DNA-Based Therapeutics

Single-stranded DNA aptamers are highly selective towards specific proteins and are used to conjugate drugs [160]. A DNA aptamer conjugated with doxorubicin was developed against ABCG2 protein and assessed for its role in resistant breast cancer cells and found to potentiate the uptake and cytotoxicity of doxorubicin [161]. Further, DNA aptamers were designed against ABCG2-glycosylated extracellular regions using molecular engineering methods. The combination of glycosylated DNA aptamer with a monoclonal anti-ABCG2 complex was shown to block ABCG2-mediated doxorubicin transport and, thus, reverse MDR in resistant HepG2 liver cancer cells [162]. Besides single-stranded DNA aptamers. DNA-capped quantum dots encapsulated in gold nanoparticles carrying doxorubicin were used to target ABCC1 mRNA expression, which remarkably increased the efficacy of the drug in resistant cancer cells [163]. Another study designed a catalytic DNA or DNAzyme to target ABCB1 mRNA, which further significantly decreased drug resistance in MCF breast cancer cells [164]. However, for all these studies further clinical trials are needed to prove their in vivo efficacy.

Nanomedicine Approaches

The nanoparticle (NP) based medicinal approach is becoming popular in target cell drug delivery. Due to their unique characteristics, such as increased drug stability, sustained drug release, and extended life toward target drug delivery. Nanomedicine is a great choice for combating MDR in chemotherapy. NPs ranging as low as 10 nm to 200 nm size particles, coupled with chemotherapeutic agents, were delivered selectively to target cancer cells. NPs coupled with ABC transporter inhibitors have shown progressive results toward drug stability and delivery approaches. Several drugs already in the clinic with nano-formulations (such as Lipusu, Doxil, Abraxane, and Genoxil-PM) are encouraging to fight against MDR in cancers [156,165,166]. Recent studies evaluated testing nanomedicine platforms like mesoporous silica (MSN), Poly-lactic nanoparticles (PLA), and Graphene Quantum Dots (GQDs) along with selected drugs to inhibit MDR1(P-glycoprotein) and MRP1 [165,167,168]. PLA, MSN, and GQDs were reported to be nontoxic in MDA-MB-231 cancer cells. It’s been reported that MRP1 overexpression in MDR and targeting MRP1 via nanomedicine might be a useful way to overcome the MDR [136]. These studies revealed that PLA exhibits moderate inhibition of doxorubicin efflux by MRP1, and MSN is reported to be a strong inhibitor for doxorubicin efflux by MRP1. Doxorubicin is a chemotherapeutic drug used in multiple cancer treatments. NPs coated with chemotherapeutic agents alone couldn’t overcome MDR in the tumor environment, whereas combinational therapy includes, ABC transporters and chemotherapeutic agents might be effective in preventing long-term MDR in chemoresistance diseases.

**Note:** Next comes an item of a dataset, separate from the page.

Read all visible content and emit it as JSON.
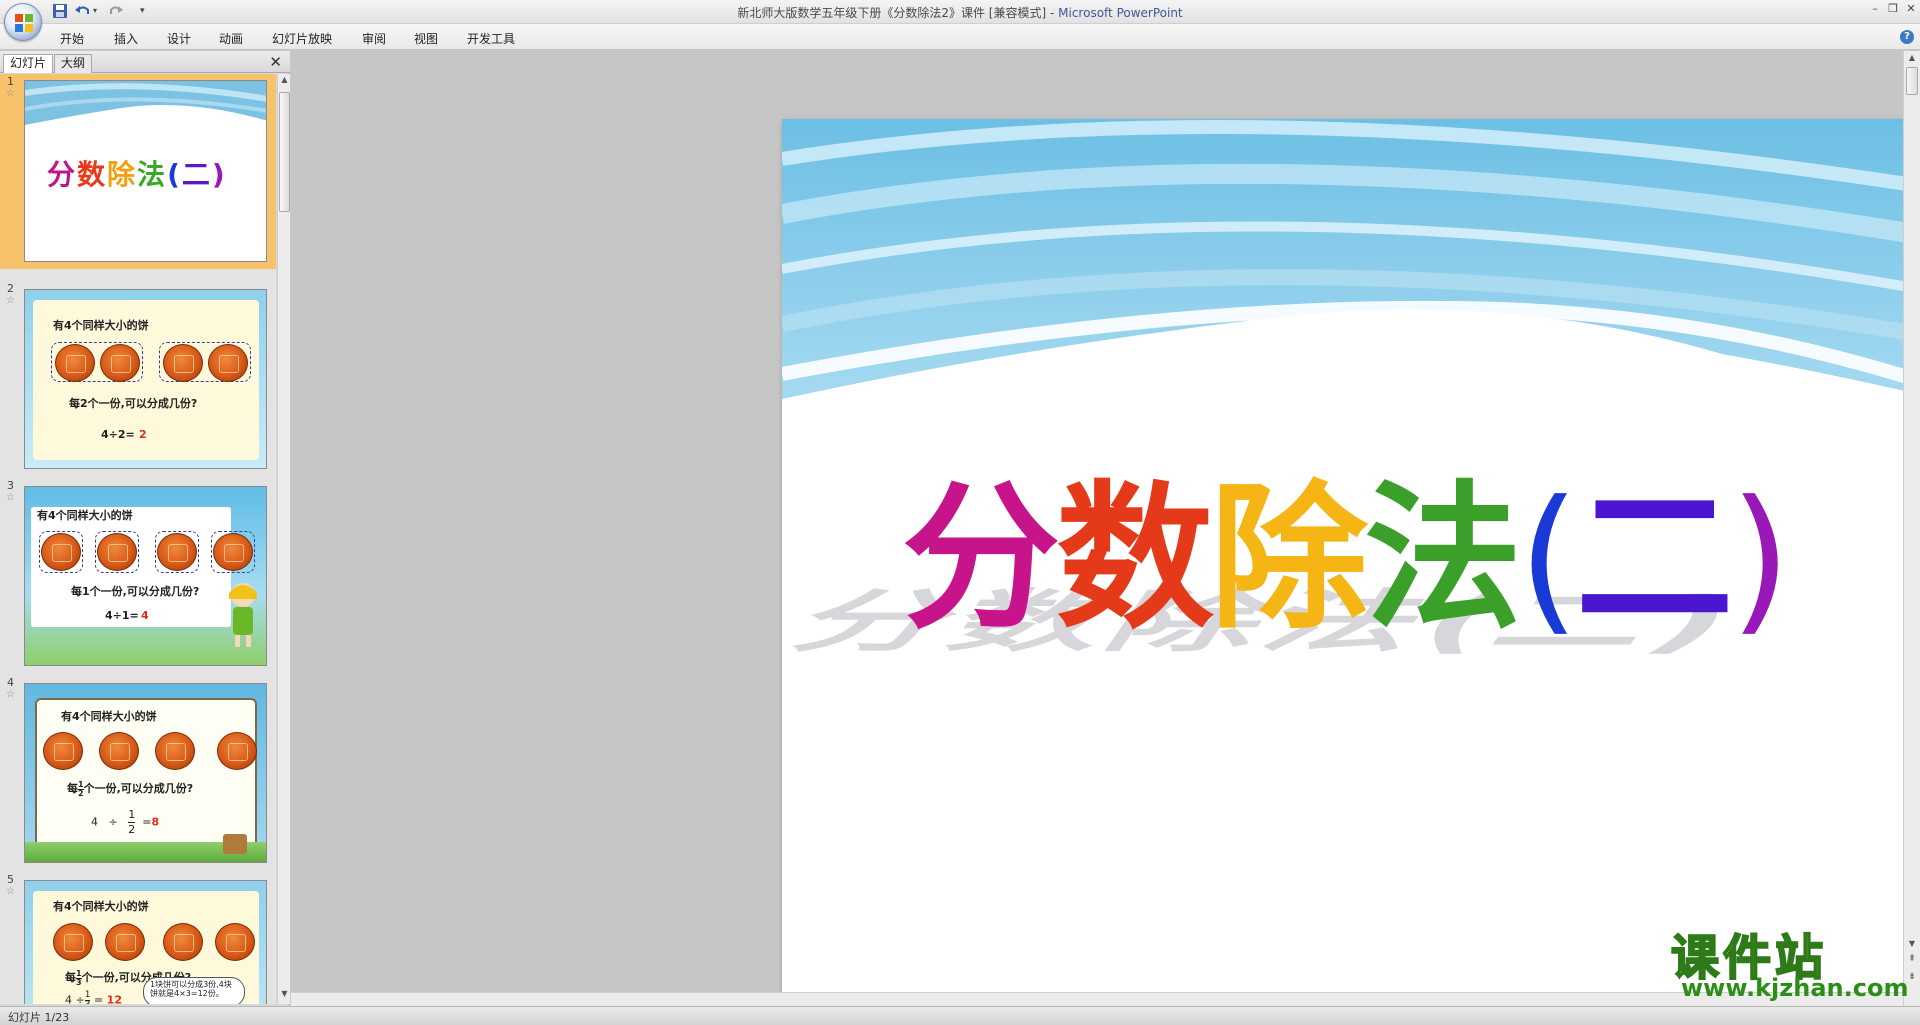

RNA Interference and Gene Editing

RNA interference (RNAi) is a biological process that can be used to regulate target gene expression. RNAi regulate gene expression by interfering with messenger RNA (mRNA). Research studies suggested that RNAi has become a promising tool for gene therapy to reverse MDR mediated by ABC transporters. Currently, RNA interference to ABC transporters will be carried out in multiple ways, such as small interfering RNA (siRNA), short hairpin RNA (shRNA), and microRNA (miRNA) [169,170,171]. However, each of them has advantages and disadvantages in transiently regulating gene expression. Importantly, clustered regularly interspaced short palindromic repeats/Cas9 (CRISPR/Cas9) show permanent regulation of gene expression in a specific target-oriented way. Here, we discuss the application of miRNAs and CRISPR/Cas9 regulation of ABC transporter gene expression

miRNA Targeting ABC Transporters

Small noncoding RNA molecules of 20-30 nucleotides, referred to as microRNAs, exhibit hairpin structures. miRNAs turned into important modulators contributing to the adaptive regulation of ABC transporters. ABC transporter family member P-gp, encoded by the ABCB1 gene, became the most targeted gene using miRNA [171,172]. Since ABCB1 is also known as the MDR1 gene, most of the researchers focused on regulating ABCB1 gene expression, and here, we are emphasizing research work carried out targeting the ABCB1 gene using miRNA [170,171] (Table 3).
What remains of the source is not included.